Your next goal will be to predict the age-adjusted death rate from cancer from the percentage of people who smoke, using linear regression. Go to Stat --> Regression --> Regression. Select "Cancer" as the response variable and "Smoke" as the predictor. MINITAB gives you a lot of output, much of which we are not ready to use. For now, just focus on the regression equation and the R-squared value (labeled "R-sq") given near the beginning of the output. Ignore the "Adjusted R-squared", which is not relevant when there is just one explanatory variable.

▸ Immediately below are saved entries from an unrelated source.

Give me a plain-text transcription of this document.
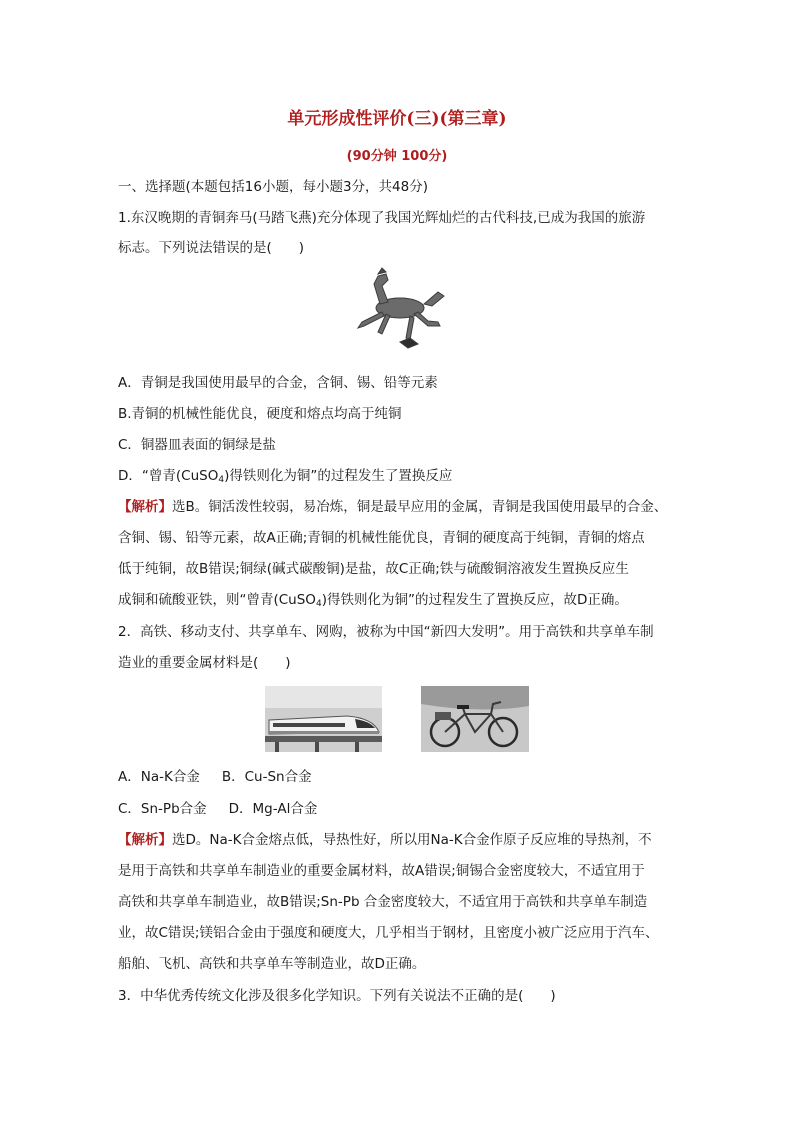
单元形成性评价(三)(第三章)
(90分钟 100分)
一、选择题(本题包括16小题，每小题3分，共48分)
1.东汉晚期的青铜奔马(马踏飞燕)充分体现了我国光辉灿烂的古代科技,已成为我国的旅游
标志。下列说法错误的是(　　)
A．青铜是我国使用最早的合金，含铜、锡、铅等元素
B.青铜的机械性能优良，硬度和熔点均高于纯铜
C．铜器皿表面的铜绿是盐
D．“曾青(CuSO$_4$)得铁则化为铜”的过程发生了置换反应
【解析】选B。铜活泼性较弱，易冶炼，铜是最早应用的金属，青铜是我国使用最早的合金、
含铜、锡、铅等元素，故A正确;青铜的机械性能优良，青铜的硬度高于纯铜，青铜的熔点
低于纯铜，故B错误;铜绿(碱式碳酸铜)是盐，故C正确;铁与硫酸铜溶液发生置换反应生
成铜和硫酸亚铁，则“曾青(CuSO$_4$)得铁则化为铜”的过程发生了置换反应，故D正确。
2．高铁、移动支付、共享单车、网购，被称为中国“新四大发明”。用于高铁和共享单车制
造业的重要金属材料是(　　)
A．Na-K合金 B．Cu-Sn合金
C．Sn-Pb合金 D．Mg-Al合金
【解析】选D。Na-K合金熔点低，导热性好，所以用Na-K合金作原子反应堆的导热剂，不
是用于高铁和共享单车制造业的重要金属材料，故A错误;铜锡合金密度较大，不适宜用于
高铁和共享单车制造业，故B错误;Sn-Pb 合金密度较大，不适宜用于高铁和共享单车制造
业，故C错误;镁铝合金由于强度和硬度大，几乎相当于钢材，且密度小被广泛应用于汽车、
船舶、飞机、高铁和共享单车等制造业，故D正确。
3．中华优秀传统文化涉及很多化学知识。下列有关说法不正确的是(　　)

MINITAB's regression output does not give you a scatterplot automtically, but you can get a scatterplot with a regression line drawn in by going to Graph --> Scatterplot and clicking on "With Regression", then proceeding to make the scatterplot as before. Also, to get a residual plot along with your regression output, go to Stat --> Regression --> Regression and click "Graphs". Click in the box "Residuals versus the variables" and then select your predictor variable, which is "Smoke". This will give you a plot of the residuals against the X-variable as part of your regression output. (You could also check the box "residuals vs fits" to get a plot of the residuals against the fitted values.) Now answer the following questions.
  1. Give the equation of your regression line.

  2. What percentage of the variation in death rates from cancer can be explained by differences in smoking rates across states?

  3. From your scatterplot and residual plot, does it appear that linear regression is appropriate for these data? Show the scatterplot and residual plot, and write a few sentences explaining your answer.

  4. What would the regression predict to be the age-adjusted death rate from cancer in California? How does this compare to the actual age-adjusted death rate from cancer in California?